К нашим домам телефонный кабель ещё не дотянулся, и одна телефонная будка на всю округу. Это пытка моя – стоять в длинной очереди, а потом слышать удары собственного сердца в своей же бедной голове, вот-вот сейчас он скажет «алло», – а я? – что я отвечу? – руки оледеневше сжимают трубку до посинения и потом длинные гудки о том, что слава Богу, его нет дома. И снова через несколько минут горят уши и щёки, и пачки сигарет как не бывало и через час – «кто последний?» в телефонной очереди.

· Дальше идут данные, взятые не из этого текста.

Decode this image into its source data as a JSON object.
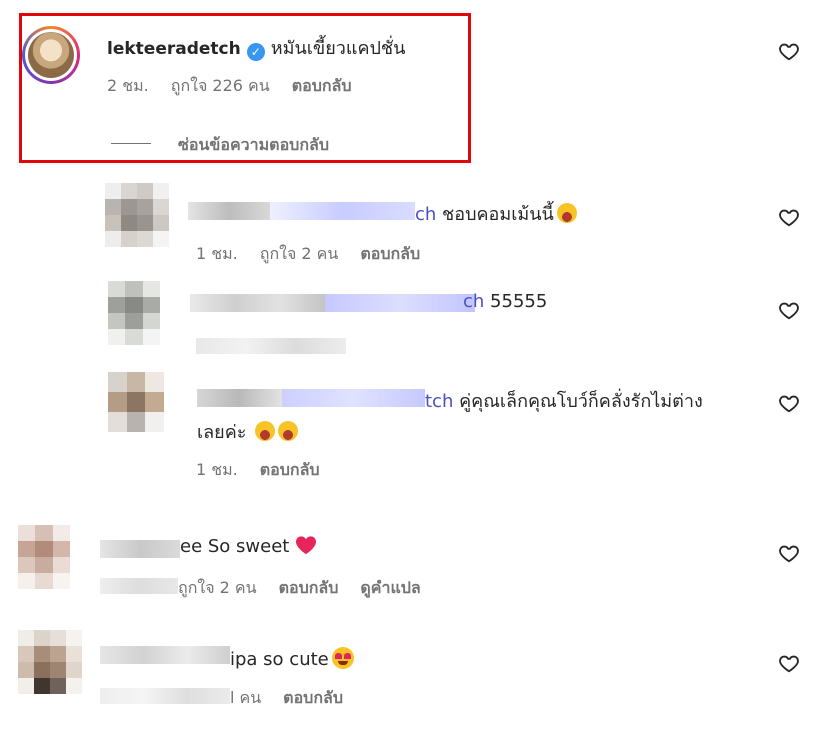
{
  "highlighted_comment": {
    "username": "lekteeradetch",
    "text": "หมันเขี้ยวแคปชั่น",
    "time": "2 ชม.",
    "likes": "ถูกใจ 226 คน",
    "reply_label": "ตอบกลับ",
    "hide_replies_label": "ซ่อนข้อความตอบกลับ"
  },
  "replies": [
    {
      "mention_suffix": "ch",
      "text": "ชอบคอมเม้นนี้",
      "time": "1 ชม.",
      "likes": "ถูกใจ 2 คน",
      "reply_label": "ตอบกลับ"
    },
    {
      "mention_suffix": "ch",
      "text": "55555"
    },
    {
      "mention_suffix": "tch",
      "text_line1": "คู่คุณเล็กคุณโบว์ก็คลั่งรักไม่ต่าง",
      "text_line2": "เลยค่ะ",
      "time": "1 ชม.",
      "reply_label": "ตอบกลับ"
    }
  ],
  "comments": [
    {
      "text": "ee So sweet",
      "likes": "ถูกใจ 2 คน",
      "reply_label": "ตอบกลับ",
      "translate_label": "ดูคำแปล"
    },
    {
      "text": "ipa so cute",
      "likes": "l คน",
      "reply_label": "ตอบกลับ"
    }
  ],
  "icons": {
    "like": "heart-outline-icon",
    "verified": "verified-badge-icon",
    "emoji_laugh": "face-with-tears-of-joy-icon",
    "emoji_heart": "red-heart-icon",
    "emoji_eyes": "heart-eyes-icon"
  },
  "colors": {
    "highlight_border": "#e0060c",
    "verified_blue": "#3897f0",
    "mention_blue": "#4a4fc4",
    "meta_gray": "#737373"
  }
}
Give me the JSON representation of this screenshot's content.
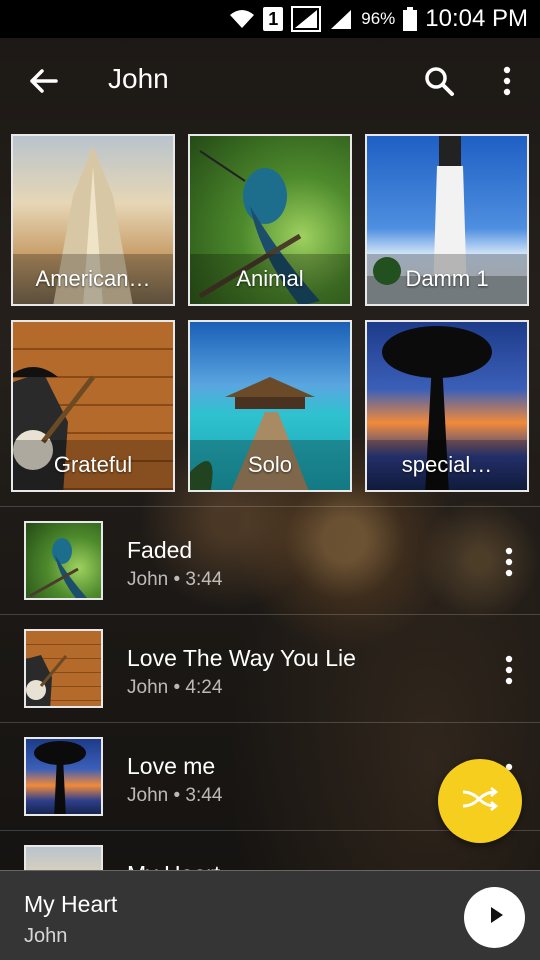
{
  "status_bar": {
    "sim_slot": "1",
    "battery_percent": "96%",
    "time": "10:04 PM"
  },
  "app_bar": {
    "title": "John",
    "icons": [
      "back-arrow-icon",
      "search-icon",
      "more-vert-icon"
    ]
  },
  "albums": [
    {
      "title": "American…"
    },
    {
      "title": "Animal"
    },
    {
      "title": "Damm 1"
    },
    {
      "title": "Grateful"
    },
    {
      "title": "Solo"
    },
    {
      "title": "special…"
    }
  ],
  "songs": [
    {
      "title": "Faded",
      "artist": "John",
      "duration": "3:44",
      "separator": "•"
    },
    {
      "title": "Love The Way You Lie",
      "artist": "John",
      "duration": "4:24",
      "separator": "•"
    },
    {
      "title": "Love me",
      "artist": "John",
      "duration": "3:44",
      "separator": "•"
    },
    {
      "title": "My Heart",
      "artist": "",
      "duration": "",
      "separator": ""
    }
  ],
  "fab": {
    "icon": "shuffle-icon",
    "color": "#f6ce1d"
  },
  "now_playing": {
    "title": "My Heart",
    "artist": "John",
    "icon": "play-icon"
  }
}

– Ты так сгоришь, девка, – улыбаясь говорит Маша, столкнувшись со мной, бредущей по дороге к дому от телефонной очереди, – yже подруг в упор не видишь. Пойдём, у Алки займём два рубля и винца выпьем.

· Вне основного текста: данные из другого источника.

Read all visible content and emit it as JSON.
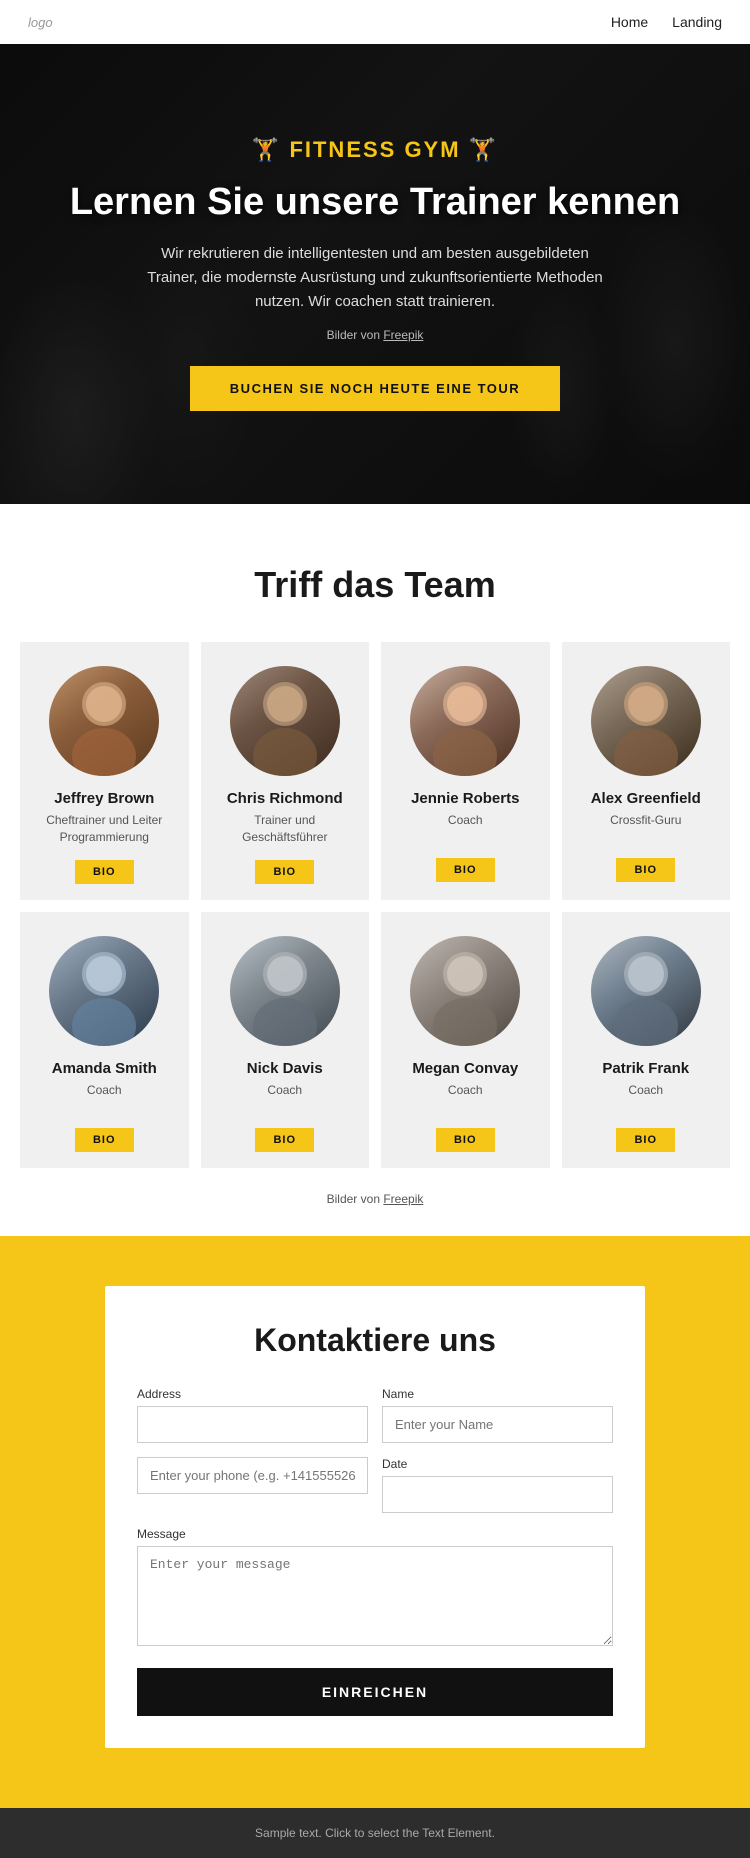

Алка была соседкой Маши по коммунальной квартире на улице Радио. Когда их дом, построенный ещё при Петре первом (а Маша уверяла меня что именно в нём жила Анна Монс), сломали ради постройки бауманского рынка, – они с Аллой оказались снова в одном доме.
Она похожа на портрет Екатерины II из книги «История российской империи». Ходит всегда в пёстром халате. Под мышкой всклокоченная болонка, и волосы её точно такие же, как собачья шерсть, всклокоченные и белые. Маша говорила, что Алка моет голову стиральным порошком «Лотос» и болонку тоже. В Алкиной квартире мебели ещё меньше, чем у нас. У нас хоть книги! А у неё только стол и четыре стула. Я заметила, что стол такой же, как у нас, только наш теперь порублен изрядно топором после свадьбы сестры Борьки Вешнякова. Они у нас его одалживали на три дня, по-соседски.
Алла живёт на маленькую инвалидную пенсию и тем, что ей принесут распивающие в её квартире мужики. Она очень добрая. Она нам всегда радуется. В её лице есть что-то детское, а на губах застыла улыбка фарфоровой куклы…
Мы купили бутылку Билэ Мицнэ и отправились на Старокаширку. Сели в зарослях черёмухи на поваленное дерево. Дул холодный ветерок и черёмуха цвела. Свистела звонко какая-то птичка в невысоких деревьях.
– Думаешь где они сейчас все? – говорит Маша.
– Где?
– Лягушку е… на чердаке. Она всем даёт.
– И Змей тоже?
– Конечно. И он.
Она задумчиво выпустила дым колечками.
– Но он же тебя любит!
– Я ему не даю.
И помолчав немного:
– Они тебя не утопили, знаешь почему? Из-за Голубя. Они с ним связываться не хотят. А Голубь вчера дрался с Черкесом, чтоб тот к тебе близко не подходил. Он каждый день пьян.
– Откуда ты всё знаешь?
– Это только ты ничего не видишь, стоишь у телефонной будки день и ночь со стеклянными глазами. Или по нескольку дней пропадаешь где-то. А Шериф про тебя, знаешь, уже стихи плетёт: «Я не знаю как у вас, а у нас в Орехово х… в очках, – п… в джинсах на такси приехали».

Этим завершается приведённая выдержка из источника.